Se nei primi episodi veniamo introdotti alle vicende del racconto, dalla quarta fino all’ottava la narrazione prende una piega più sinistra, mettendo al centro i tormenti di Mae e le sue paure. La ragazza, nonostante sia fuggita dalla setta, è combattuta: secondo un’antica leggenda, infatti, incarna la salvezza di Lucifero, e continua a sostenere che non può “Spezzare la catena” e tradire in questo modo la sua gente. In contrapposizione, però, conosce le libertà che solo una ragazzina di sedici anni può vantare, conoscendo le classiche uscite al centro commerciale, le serate al bowling e i falò con gli amici.

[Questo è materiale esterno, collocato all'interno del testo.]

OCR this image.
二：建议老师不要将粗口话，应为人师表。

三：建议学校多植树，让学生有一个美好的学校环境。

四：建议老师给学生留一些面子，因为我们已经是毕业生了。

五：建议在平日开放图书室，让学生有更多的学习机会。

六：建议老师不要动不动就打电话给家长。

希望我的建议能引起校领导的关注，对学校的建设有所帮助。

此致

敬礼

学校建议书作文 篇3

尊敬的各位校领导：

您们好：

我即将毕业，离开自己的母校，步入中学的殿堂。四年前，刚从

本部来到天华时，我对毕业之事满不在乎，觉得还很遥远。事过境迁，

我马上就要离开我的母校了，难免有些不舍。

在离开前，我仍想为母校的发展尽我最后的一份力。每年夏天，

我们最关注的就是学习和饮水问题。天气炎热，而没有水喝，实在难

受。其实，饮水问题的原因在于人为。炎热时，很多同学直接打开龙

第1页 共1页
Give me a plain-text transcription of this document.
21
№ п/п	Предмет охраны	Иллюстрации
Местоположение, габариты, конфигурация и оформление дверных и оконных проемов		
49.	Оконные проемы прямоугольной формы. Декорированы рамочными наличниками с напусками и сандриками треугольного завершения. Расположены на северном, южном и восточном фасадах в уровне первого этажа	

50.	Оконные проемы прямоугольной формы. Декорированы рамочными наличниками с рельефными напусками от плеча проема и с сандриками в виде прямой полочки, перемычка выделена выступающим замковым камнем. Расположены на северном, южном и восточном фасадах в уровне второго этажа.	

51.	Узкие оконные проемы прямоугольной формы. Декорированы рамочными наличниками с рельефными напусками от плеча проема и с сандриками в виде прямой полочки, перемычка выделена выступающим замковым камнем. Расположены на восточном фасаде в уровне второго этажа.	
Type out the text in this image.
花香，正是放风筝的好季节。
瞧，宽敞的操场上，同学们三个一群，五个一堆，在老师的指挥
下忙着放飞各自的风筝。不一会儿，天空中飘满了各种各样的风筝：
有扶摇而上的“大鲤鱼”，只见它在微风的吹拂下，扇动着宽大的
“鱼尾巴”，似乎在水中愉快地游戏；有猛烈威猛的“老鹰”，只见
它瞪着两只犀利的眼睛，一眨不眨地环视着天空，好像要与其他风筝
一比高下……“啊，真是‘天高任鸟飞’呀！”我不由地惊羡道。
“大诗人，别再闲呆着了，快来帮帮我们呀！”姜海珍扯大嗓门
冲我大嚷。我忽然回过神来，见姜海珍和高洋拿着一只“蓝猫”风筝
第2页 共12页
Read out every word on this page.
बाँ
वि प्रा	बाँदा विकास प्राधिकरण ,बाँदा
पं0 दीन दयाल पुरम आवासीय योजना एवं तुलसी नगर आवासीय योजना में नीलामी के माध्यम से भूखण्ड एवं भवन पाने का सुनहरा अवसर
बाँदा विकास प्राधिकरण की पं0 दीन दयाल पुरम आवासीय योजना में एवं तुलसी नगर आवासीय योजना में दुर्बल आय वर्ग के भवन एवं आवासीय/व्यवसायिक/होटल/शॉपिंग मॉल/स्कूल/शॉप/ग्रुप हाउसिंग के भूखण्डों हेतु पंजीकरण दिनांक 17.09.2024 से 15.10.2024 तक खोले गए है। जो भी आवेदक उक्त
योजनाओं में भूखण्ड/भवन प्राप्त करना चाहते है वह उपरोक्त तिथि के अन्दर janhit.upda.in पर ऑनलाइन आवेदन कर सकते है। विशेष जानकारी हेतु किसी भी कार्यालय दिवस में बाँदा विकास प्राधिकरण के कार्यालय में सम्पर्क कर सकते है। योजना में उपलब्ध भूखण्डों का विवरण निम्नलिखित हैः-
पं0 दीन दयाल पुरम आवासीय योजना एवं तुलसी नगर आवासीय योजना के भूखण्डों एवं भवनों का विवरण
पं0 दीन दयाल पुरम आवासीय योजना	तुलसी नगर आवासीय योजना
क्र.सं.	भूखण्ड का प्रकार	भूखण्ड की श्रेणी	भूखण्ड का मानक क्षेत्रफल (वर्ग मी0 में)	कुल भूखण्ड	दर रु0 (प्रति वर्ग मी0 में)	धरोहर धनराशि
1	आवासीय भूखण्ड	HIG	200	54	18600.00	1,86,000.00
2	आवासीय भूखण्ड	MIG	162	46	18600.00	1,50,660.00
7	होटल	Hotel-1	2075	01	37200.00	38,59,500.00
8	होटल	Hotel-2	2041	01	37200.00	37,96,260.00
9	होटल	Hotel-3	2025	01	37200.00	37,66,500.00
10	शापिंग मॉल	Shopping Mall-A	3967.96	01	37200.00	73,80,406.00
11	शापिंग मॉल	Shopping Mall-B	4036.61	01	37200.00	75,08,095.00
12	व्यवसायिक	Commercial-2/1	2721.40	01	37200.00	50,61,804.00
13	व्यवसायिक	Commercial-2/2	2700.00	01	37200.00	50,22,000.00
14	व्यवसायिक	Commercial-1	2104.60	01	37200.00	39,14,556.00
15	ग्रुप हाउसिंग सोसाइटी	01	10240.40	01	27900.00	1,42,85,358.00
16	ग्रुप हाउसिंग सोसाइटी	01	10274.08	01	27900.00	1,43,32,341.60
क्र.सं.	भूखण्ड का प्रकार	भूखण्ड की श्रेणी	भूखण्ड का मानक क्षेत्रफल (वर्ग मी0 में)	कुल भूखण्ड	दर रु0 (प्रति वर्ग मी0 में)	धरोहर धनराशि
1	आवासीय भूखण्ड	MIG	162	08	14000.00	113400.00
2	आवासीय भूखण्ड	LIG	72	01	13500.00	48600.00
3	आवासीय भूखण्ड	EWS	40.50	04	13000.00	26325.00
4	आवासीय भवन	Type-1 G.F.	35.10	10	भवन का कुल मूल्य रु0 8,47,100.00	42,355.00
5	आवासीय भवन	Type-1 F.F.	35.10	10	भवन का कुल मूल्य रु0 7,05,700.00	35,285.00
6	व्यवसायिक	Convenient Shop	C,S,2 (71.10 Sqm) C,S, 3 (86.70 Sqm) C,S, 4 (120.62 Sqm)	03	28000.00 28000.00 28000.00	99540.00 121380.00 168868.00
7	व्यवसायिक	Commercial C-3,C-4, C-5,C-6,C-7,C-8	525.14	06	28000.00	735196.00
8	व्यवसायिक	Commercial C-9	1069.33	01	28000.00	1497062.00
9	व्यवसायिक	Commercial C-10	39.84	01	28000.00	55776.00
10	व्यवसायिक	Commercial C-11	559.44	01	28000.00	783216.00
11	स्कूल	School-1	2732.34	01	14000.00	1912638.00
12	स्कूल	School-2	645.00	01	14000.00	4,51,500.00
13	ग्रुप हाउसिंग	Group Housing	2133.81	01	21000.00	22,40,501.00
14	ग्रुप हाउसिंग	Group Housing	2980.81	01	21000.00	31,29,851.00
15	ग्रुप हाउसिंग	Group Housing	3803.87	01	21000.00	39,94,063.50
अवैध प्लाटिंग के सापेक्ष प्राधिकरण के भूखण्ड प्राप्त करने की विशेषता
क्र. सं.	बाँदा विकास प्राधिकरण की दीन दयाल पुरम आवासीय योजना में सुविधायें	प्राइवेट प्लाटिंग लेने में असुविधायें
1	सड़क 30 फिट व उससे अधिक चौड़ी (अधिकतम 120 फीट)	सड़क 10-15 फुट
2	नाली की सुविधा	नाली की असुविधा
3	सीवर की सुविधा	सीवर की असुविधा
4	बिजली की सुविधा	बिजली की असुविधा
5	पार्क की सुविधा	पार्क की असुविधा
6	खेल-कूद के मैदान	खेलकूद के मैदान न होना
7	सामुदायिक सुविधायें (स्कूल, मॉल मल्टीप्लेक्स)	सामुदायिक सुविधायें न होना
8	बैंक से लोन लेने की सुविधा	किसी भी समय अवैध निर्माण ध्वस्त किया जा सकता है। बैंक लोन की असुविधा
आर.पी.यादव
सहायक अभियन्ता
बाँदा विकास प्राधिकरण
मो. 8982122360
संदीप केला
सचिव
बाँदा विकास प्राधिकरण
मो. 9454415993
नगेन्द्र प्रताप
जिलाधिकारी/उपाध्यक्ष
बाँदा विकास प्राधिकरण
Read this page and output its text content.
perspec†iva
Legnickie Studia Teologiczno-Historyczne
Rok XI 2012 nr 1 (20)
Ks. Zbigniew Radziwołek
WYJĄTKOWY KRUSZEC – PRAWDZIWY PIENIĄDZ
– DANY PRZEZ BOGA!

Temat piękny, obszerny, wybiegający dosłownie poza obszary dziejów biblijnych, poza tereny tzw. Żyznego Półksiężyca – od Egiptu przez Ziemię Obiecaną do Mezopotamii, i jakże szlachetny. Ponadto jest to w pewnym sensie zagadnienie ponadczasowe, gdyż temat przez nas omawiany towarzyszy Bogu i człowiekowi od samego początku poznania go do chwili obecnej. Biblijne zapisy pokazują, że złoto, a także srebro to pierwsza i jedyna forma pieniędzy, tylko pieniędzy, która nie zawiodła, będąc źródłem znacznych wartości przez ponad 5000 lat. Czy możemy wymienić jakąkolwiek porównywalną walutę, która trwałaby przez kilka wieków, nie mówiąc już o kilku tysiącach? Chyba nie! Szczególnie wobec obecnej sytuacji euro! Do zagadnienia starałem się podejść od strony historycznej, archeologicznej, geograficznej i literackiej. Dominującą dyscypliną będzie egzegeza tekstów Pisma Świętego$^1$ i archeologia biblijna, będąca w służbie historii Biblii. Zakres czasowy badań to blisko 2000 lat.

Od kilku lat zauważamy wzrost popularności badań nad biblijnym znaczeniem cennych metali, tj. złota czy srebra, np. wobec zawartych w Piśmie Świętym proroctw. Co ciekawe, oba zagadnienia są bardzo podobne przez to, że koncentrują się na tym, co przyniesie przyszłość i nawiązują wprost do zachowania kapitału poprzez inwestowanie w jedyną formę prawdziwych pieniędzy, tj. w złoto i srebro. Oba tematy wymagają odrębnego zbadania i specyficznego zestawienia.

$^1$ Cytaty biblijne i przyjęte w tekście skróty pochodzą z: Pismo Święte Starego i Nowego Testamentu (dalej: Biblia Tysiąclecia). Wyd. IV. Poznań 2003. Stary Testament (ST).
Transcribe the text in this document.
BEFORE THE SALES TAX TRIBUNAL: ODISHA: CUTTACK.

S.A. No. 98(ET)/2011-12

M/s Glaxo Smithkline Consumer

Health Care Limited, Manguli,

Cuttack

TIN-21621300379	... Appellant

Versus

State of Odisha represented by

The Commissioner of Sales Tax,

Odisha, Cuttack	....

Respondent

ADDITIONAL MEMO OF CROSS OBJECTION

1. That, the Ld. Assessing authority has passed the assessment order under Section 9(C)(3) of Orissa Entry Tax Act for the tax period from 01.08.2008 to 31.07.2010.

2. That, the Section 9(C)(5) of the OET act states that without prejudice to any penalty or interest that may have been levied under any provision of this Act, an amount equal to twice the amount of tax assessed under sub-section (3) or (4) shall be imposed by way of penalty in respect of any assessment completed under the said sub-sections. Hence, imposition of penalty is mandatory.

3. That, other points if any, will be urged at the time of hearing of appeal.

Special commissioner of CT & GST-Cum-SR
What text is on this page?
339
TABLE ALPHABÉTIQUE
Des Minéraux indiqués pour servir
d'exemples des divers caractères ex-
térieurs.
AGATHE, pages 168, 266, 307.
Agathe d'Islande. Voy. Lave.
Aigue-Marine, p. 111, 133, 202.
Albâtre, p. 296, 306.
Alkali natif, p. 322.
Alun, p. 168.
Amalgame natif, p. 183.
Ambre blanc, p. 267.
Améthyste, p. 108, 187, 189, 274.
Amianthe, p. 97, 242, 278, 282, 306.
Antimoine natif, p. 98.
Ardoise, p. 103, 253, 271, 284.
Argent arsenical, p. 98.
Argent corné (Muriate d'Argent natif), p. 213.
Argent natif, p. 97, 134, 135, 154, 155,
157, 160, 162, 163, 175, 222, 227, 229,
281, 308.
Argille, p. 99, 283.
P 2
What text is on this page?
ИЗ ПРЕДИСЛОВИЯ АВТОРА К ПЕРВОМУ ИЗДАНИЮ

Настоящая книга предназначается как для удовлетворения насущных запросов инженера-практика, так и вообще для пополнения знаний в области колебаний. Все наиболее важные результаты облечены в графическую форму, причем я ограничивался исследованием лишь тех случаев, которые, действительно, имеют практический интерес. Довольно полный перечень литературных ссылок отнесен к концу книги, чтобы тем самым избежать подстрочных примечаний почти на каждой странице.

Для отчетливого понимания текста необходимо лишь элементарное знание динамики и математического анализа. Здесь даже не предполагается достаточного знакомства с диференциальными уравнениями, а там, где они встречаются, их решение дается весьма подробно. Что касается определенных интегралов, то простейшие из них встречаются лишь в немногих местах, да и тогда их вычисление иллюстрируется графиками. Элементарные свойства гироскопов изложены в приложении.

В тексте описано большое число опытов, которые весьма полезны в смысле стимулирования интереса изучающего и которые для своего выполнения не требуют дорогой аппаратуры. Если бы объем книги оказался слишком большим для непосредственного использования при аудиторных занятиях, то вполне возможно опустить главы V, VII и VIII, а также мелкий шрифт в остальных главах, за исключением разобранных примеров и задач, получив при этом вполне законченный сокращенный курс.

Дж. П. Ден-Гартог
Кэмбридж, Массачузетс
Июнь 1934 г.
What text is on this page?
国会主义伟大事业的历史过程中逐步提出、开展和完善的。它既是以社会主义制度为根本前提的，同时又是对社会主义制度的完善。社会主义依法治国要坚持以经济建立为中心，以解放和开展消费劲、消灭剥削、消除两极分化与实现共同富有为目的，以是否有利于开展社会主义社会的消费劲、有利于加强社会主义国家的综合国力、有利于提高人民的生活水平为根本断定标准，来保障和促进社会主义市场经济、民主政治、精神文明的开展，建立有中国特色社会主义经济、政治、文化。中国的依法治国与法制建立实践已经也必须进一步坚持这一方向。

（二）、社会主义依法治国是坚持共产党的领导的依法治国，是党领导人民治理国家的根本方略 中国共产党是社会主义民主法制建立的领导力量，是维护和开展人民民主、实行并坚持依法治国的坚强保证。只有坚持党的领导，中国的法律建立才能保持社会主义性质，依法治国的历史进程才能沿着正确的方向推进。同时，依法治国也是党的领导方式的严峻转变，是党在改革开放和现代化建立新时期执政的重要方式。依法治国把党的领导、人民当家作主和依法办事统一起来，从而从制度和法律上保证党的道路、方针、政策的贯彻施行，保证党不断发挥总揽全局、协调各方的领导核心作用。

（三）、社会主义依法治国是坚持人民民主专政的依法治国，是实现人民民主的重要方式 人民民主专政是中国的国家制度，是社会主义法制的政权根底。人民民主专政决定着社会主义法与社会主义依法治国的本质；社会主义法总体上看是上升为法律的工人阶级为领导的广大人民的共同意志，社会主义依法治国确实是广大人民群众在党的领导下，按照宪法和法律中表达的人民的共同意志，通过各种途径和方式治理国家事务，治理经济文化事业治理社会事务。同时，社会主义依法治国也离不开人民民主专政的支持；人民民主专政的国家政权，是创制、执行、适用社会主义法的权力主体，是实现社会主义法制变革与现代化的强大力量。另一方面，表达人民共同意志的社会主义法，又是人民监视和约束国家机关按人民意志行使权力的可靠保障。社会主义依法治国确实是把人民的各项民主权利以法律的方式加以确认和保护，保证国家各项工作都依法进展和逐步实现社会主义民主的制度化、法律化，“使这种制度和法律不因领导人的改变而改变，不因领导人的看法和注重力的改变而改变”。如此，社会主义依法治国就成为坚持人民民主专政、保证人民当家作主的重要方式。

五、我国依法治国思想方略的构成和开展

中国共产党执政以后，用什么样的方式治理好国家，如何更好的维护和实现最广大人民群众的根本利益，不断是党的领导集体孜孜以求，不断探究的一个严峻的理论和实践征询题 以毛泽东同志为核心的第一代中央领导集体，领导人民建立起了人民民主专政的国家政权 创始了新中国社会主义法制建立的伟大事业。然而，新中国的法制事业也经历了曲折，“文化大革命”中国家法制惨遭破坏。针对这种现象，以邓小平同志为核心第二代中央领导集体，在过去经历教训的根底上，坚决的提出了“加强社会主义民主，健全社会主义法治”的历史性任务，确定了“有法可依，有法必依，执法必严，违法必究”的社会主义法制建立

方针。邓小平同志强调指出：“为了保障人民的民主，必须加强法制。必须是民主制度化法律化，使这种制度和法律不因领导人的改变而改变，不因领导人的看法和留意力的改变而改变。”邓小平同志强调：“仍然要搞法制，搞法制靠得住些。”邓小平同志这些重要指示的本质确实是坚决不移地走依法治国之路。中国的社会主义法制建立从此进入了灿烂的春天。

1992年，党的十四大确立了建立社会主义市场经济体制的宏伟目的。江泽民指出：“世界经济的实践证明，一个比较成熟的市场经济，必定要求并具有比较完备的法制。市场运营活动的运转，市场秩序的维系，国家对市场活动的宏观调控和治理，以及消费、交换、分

Nonostante si presenti come una produzione horror, in realtà Il Diavolo in Ohio è un thriller con elementi investigativi e una parentesi teen drama ben inserita nel contesto narrativo. Se ci pensiamo, è cosa rende quasi tutte le serie Netflix (comprese la recente stagione di Cobra Kai) apprezzabili agli spettatori, pur replicando dinamiche già viste. Il Diavolo in Ohio, tuttavia, ha la capacità di intrattenere dall’inizio alla fine, coinvolgendo lo spettatore come accade soltanto con i film più rinomati nel panorama.

Complici delle interpretazioni di primo livello, Il Diavolo in Ohio è una produzione che sceglie di puntare tutto sui personaggi. L’interpretazione migliore non poteva che essere di Emily Deschanel, che ha impersonato una protagonista forte alla costante ricerca della verità, seppure fragile dal punto di vista umano. Suzanne Mathis vive con la paura di perdere tutto a causa del passato perché, proprio come la povera Mae, è stata abusata psicologicamente da bambina a causa del suo patrigno, assistendo a scene di violenza domestica nei confronti della madre.

La morale del racconto, insomma, è che la sofferenza ritorna in un modo o nell’altro anche quando si cerca di fare del bene. Suzanne Mathis proietta il suo dolore sulla ragazza e su un senso di protezione che rischia di allontanarla dalla sua famiglia. Madeline Arthur è un’altra stella della produzione che, a soli venticinque anni, è stata capace di offrire una prova interpretativa matura impersonando una protagonista fuori dal comune. Mae è fragile mentalmente, esile e spaventata dal mondo, e si interfaccia con curiosità alle nuove realtà che si ritrova a vivere, sopportando il peso del passato e, al contempo, di nuovi approcci alla vita. Cresciuta lontana dalla modernità, circondata dalla follia e dell’oscurità, è una ragazza che, pur cercando di cambiare e migliorare, ha la mente totalmente annebbiata dal fanatismo.

È il tipo d’approccio presente anche nel libro, che in questo caso è stato replicato in maniera fedele dalla sua scrittrice, la quale ha svolto il complesso ruolo di showrunner. Ad averci convinto è la fotografia, i vari set e l’illuminazione ambientale, che ha esaltato le foreste, i boschetti e i fiumiciattoli dell’Ohio con il suo clima temperato. Non mancano neppure le campagne, i luoghi preferiti dalla setta.

Quale futuro per Il Diavolo in Ohio?

Al momento non sappiamo se Il Diavolo in Ohio verrà rinnovata per una seconda stagione. Considerando il successo e l’apprezzamento della miniserie, potrebbe accadere, anche se il finale autoconclusivo ci conferma che potremmo non rivederlo più.

Apprezzabilissima la scelta di raccontare una vicenda delicata e mai trattata in maniera così intensa, tra il thriller e l'horror moderno che fa più inquietare invece di spaventare. Forte di una scrittura matura e coinvolgente, la produzione offre diverse sfumature, ognuna trattata con maturità. Ci siamo innamorati di Mae e poi abbiamo compreso meglio Suzanne, scendendo in particolari agghiaccianti del suo passato. Ora non ci resta che capire quale potrebbe essere il futuro per Il Diavolo in Ohio, che meriterebbe una prosecuzione. Chissà cosa potrebbe attenderci in futuro.